Eventually, his body settled in a position that captured the feeling he wanted. His arms were thrown back so far that his sternum (or heart center) was splayed wide open. It looked like his heart had literally cracked open. He was lunging forward. His head
was thrown back, and then he brought both palms to his heart center, as if reminding himself to soften his energy. In doing that, he remembered his love for his children.
By letting his body inform his mind, he anchored this sensation by feeling this new energy in his body, and completing an “I” statement, like: “I . . .” or “I am . . .” or “I have . . .”

The mantra Hans came up with was, “I speak gently from my heart.”

With his M&M, he can still ask his children to pick up after themselves. He doesn’t have to yell or scream, or repress his thoughts, but rather he can speak from a place of tenderness that leads to a deeper connection with his children.

As the M&M is practiced and repeated, the new neural pathway becomes stronger and new emotions become more available. The mantra can eventually be spoken quietly in the mind. Once the neural pathway is established, the mere thought of your mantra is enough to activate the pathway; this will change how you think, feel and engage with life.

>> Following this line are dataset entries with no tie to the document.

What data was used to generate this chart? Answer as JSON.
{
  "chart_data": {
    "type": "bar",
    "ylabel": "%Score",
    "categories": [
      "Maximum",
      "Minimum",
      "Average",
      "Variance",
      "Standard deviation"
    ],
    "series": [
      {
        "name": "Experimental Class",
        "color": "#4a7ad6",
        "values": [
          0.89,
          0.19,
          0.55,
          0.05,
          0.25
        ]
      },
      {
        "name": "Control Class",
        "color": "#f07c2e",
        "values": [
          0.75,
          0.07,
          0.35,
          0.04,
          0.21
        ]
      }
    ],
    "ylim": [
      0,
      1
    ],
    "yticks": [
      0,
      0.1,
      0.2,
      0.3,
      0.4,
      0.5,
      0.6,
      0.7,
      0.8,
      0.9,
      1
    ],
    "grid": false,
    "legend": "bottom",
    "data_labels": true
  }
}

The BODY WISDOM methods of EnneaMotion and Somatic Focusing are easy-to-use techniques that create new neural pathways that support lasting change.

Your body has the wisdom you need to create the change you want.

Now It’s Your Turn

You really can change your habits to become less reactive and more emotionally responsive. By exploring a wide range of emotional responses, for instance through the diverse types of the Enneagram, you can create your “how” for desired change: creating new neural pathways for greater emotional range, flexibility and resilience, the components of increasing your emotional intelligence. It’s not hard or strenuous, but it takes a thorough exploration of yourself and the willingness to develop and practice your new mantras (phrases) and mudras (body positions).

Your body has the wisdom you need to create the change you want.

Listen to your body and change your brain. Easy tools for lasting change.